Saturday, November 24, 2012

The Twelve – review

Author: Justin Cronin

First published: 2012

Contains spoilers

The blurb: It seemed like a good idea at the time…

Infecting twelve death row prisoners with an ancient virus, in order to create human weapons. Instead the virus turned them into ravening, unstoppable monsters. And when the twelve broke out of the underground facility where they had been born, all hell was truly unleashed.

In a world now ravaged by the viral plague, humanity is reduced to stubborn pockets of resistance. But if the human race is to have a future, survival is not enough. Against terrifying odds, they must hunt down the Twelve and destroy them in their lairs.

But something is wrong. The virals’ behaviour is inexplicably changing.
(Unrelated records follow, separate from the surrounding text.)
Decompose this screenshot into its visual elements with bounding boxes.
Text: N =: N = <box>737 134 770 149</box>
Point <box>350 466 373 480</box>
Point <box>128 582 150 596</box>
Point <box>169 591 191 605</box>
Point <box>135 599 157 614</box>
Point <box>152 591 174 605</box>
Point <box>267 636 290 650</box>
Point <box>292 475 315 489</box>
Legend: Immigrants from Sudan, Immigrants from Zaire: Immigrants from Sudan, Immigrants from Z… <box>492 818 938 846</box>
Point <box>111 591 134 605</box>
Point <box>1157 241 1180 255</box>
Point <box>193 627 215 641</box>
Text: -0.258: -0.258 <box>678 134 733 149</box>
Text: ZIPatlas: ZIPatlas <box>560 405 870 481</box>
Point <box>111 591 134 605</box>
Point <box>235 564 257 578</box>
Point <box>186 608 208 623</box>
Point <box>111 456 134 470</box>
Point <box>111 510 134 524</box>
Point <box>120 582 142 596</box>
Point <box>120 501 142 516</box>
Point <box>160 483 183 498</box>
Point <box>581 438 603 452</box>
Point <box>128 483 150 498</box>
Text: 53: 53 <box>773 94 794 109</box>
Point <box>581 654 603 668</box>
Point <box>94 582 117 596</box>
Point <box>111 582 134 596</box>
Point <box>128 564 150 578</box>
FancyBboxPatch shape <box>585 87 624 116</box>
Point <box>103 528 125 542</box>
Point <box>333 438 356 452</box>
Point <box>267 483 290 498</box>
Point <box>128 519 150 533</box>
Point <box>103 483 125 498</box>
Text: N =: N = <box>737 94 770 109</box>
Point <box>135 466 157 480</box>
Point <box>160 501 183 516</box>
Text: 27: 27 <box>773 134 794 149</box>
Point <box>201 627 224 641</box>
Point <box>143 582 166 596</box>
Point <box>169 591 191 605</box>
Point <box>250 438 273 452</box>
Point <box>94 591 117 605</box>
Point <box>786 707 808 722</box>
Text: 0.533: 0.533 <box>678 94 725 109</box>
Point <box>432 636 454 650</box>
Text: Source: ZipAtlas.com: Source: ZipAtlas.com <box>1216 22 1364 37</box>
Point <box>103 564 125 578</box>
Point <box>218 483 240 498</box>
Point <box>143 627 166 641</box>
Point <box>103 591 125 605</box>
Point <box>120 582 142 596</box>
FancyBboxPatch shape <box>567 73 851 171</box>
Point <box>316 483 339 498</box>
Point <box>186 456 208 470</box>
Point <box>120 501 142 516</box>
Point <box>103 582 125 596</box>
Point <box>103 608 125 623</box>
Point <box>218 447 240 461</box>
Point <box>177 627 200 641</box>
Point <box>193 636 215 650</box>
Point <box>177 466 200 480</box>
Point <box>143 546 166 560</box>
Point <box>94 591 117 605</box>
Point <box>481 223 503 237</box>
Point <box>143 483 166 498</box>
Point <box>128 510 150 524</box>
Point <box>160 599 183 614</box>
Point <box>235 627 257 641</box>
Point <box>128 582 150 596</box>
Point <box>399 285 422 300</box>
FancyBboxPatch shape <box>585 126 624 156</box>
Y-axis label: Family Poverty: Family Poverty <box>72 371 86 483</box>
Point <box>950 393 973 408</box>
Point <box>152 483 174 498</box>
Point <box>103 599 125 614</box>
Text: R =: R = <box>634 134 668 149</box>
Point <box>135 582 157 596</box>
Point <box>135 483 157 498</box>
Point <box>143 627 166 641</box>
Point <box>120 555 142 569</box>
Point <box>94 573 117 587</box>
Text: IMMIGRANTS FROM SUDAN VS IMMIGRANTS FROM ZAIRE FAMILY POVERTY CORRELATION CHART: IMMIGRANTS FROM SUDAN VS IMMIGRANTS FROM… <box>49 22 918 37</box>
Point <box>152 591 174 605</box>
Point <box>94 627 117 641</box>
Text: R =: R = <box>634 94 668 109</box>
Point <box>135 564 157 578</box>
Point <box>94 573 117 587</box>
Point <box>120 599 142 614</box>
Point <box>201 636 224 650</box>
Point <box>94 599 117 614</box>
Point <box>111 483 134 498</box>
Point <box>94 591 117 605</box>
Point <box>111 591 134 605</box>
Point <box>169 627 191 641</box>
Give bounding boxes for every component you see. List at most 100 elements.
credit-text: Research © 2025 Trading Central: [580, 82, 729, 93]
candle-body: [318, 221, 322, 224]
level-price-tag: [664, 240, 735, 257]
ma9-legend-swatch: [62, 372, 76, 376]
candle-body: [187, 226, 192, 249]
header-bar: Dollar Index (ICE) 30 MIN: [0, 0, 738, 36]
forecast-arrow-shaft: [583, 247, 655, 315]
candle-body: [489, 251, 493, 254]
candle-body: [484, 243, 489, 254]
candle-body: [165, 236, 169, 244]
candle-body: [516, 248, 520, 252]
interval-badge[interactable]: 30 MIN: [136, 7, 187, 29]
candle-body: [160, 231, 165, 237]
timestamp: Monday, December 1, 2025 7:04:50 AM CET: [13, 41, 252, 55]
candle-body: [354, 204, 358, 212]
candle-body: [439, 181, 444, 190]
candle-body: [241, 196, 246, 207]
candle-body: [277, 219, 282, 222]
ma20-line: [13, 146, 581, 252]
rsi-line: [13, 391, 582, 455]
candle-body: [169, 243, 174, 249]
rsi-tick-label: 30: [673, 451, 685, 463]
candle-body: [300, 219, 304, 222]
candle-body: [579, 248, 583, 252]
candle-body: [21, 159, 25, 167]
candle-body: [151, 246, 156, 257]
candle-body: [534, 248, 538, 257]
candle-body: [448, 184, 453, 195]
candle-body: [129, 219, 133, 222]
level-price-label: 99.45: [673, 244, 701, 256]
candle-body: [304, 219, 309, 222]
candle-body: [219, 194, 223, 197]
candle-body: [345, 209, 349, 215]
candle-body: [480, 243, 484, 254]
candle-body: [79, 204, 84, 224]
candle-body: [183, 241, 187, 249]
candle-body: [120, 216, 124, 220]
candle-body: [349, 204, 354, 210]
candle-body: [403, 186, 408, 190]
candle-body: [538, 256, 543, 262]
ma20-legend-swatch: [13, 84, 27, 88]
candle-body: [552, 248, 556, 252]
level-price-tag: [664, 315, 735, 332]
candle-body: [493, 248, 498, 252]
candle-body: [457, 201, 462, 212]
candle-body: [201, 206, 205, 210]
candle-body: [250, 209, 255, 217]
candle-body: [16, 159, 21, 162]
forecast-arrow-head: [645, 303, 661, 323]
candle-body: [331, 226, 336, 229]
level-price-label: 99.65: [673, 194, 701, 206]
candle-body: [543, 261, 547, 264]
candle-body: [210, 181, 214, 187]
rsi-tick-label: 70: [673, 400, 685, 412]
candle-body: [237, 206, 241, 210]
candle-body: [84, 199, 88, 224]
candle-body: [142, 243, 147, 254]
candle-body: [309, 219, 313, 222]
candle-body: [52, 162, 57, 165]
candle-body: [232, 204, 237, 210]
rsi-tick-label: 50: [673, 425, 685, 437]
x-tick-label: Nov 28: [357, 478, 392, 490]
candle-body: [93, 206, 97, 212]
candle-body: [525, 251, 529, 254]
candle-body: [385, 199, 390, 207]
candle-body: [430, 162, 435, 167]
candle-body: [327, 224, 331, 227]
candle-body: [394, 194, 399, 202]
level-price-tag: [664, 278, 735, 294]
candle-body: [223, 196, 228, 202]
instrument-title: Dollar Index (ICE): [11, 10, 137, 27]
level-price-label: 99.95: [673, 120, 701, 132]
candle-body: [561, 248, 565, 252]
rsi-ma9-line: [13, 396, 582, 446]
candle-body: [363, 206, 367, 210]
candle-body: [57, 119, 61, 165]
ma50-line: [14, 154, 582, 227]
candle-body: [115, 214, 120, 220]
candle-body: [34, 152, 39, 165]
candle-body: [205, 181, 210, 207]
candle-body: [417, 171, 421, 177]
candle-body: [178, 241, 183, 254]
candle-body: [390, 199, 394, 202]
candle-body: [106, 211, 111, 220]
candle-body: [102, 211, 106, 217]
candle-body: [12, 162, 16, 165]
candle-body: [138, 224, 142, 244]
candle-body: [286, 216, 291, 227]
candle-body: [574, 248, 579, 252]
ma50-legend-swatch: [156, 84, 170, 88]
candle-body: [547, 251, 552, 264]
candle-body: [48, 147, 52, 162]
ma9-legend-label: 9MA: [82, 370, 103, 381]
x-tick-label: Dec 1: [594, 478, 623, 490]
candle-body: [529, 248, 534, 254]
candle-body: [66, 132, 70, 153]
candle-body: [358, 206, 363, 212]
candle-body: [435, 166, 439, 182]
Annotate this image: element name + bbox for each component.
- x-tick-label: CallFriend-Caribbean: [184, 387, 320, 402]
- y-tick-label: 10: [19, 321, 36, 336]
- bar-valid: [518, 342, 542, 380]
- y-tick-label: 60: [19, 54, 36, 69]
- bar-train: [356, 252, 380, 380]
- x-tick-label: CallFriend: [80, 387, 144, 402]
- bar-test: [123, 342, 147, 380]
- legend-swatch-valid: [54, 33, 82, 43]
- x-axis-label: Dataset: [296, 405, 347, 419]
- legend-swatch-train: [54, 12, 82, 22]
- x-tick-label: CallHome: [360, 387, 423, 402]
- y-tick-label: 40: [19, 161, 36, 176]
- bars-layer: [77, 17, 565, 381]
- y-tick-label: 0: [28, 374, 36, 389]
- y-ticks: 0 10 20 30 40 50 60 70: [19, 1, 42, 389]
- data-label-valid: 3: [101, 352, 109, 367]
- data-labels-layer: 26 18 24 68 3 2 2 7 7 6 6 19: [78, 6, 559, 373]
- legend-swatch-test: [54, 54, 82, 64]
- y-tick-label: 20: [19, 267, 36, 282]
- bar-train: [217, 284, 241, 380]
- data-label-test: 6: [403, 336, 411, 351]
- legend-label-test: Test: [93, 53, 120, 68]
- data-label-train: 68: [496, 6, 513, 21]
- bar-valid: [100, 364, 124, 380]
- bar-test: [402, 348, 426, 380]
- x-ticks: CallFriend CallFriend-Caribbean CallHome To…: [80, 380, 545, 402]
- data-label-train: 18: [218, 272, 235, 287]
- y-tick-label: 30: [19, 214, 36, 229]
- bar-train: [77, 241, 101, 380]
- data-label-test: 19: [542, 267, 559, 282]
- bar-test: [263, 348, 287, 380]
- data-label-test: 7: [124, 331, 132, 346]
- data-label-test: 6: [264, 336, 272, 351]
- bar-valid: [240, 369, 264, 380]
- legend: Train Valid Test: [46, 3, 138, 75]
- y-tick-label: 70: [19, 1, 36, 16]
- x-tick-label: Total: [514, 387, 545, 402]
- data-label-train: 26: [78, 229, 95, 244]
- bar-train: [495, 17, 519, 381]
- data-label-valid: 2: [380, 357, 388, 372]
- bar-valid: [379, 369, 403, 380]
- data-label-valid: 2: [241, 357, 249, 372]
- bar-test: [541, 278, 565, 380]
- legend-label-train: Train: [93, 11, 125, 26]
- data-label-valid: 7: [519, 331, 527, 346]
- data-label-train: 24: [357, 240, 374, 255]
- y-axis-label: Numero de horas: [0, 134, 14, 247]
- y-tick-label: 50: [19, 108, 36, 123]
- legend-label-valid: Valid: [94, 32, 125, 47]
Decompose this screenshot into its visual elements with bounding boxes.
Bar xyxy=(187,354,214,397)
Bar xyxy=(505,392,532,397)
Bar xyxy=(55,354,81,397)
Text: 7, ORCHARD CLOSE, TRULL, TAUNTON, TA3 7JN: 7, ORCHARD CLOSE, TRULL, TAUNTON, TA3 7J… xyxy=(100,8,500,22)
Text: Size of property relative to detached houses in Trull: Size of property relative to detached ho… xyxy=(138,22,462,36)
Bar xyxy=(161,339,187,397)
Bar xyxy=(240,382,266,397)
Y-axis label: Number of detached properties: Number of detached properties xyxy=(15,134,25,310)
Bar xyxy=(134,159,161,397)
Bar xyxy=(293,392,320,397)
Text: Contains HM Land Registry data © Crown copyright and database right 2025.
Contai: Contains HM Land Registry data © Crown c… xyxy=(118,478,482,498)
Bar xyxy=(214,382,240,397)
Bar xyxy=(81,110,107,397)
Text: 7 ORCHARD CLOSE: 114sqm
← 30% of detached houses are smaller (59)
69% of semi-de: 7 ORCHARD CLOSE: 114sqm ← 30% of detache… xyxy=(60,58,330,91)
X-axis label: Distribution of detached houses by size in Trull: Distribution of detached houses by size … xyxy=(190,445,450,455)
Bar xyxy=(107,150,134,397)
And all the clues point towards the Homeland, a sinister dictatorship where an unlikely trio are re-imagining humanity’s destiny: Horace Guilder, a veteran of the original experiment with a blood-curdling vision of immortality; a mysterious woman whose tragic past has driven her into a world of fantasy; and Lawrence Grey, a man whose hunger for intimacy has been fulfilled in the most gruesome way imaginable.

And then there is Amy. The girl from nowhere. Once the thirteenth test subject, and now the only human who can fathom the Homeland’s secret and truly enter the hive mind of the Twelve.

But what she finds there may spell the end of everything.

The review: Whilst not quite as leviathan in length as the Passage, The Twelve is still a weighty tome that, upon arrival, jumped ahead of everything else in my (equally leviathan) ‘to read’ pile because the first book was just that good.

After a pre-amble that takes place in the main story timeframe, this volume jumps back, at the head of the book, to the outbreak and we meet some characters from the first book in a little more depth as well as a whole bunch of new characters. This may have been annoying in the fact that, as we know that the main story is set almost 100 years on, we are meeting characters that will be dead come the main story. However, firstly that is not entirely true and, secondly, the writing is just so good that we fall into the struggles of these characters.

I say that is not entirely true as we begin to realise that, as well as Amy who did not take on a monstrous new physiology post infection, the Twelve have infected helpers (I am almost tempted to say Renfields though the term is not used) who maintain human form and that the virus, filtered through these beings, can infect others without turning them into the standard monster form virals. In the fascistic Homeland these are called red-eyes (due to the change the virus affected upon the eyes) and are the social elite, where the flatlanders (ordinary humans) are no more than slaves. We discover that the red-eyes in the Homeland lose all interest in sex but that might be because their source had been chemically castrated as a human.

A sojourn to a little before the main story’s timeframe, to the massacre at The Field – in Texas – which introduces us to further characters that will now enter the stage of the main story and then we are back to the struggle proper, 5 years after the events in the Passage and centred around the main surviving characters from book 1.

There is a little bit of new lore, beyond the red-eyes, but first I mentioned a traditional piece of lore used in the review of the first book that was a spoiler too far for that review. Assuming you have read the Passage now I will list that lore as the mirror lore and the fact that a viral is stopped in its tracks by holding a mirror before it and letting it see what it has become (and remind it of what it was). This occurs the once and that is pointed out in this book as they are unsure as to whether it would work as a ploy again. I mention it because it ties in with main character Peter holding the gaze of a viral and actually realising who she once was as she calms as her gaze is held. Telepathy has played a part in this series but this seemed to be tied into the idea that the eyes are a window to the soul.

Again a rip-roaring read. 9 out of 10.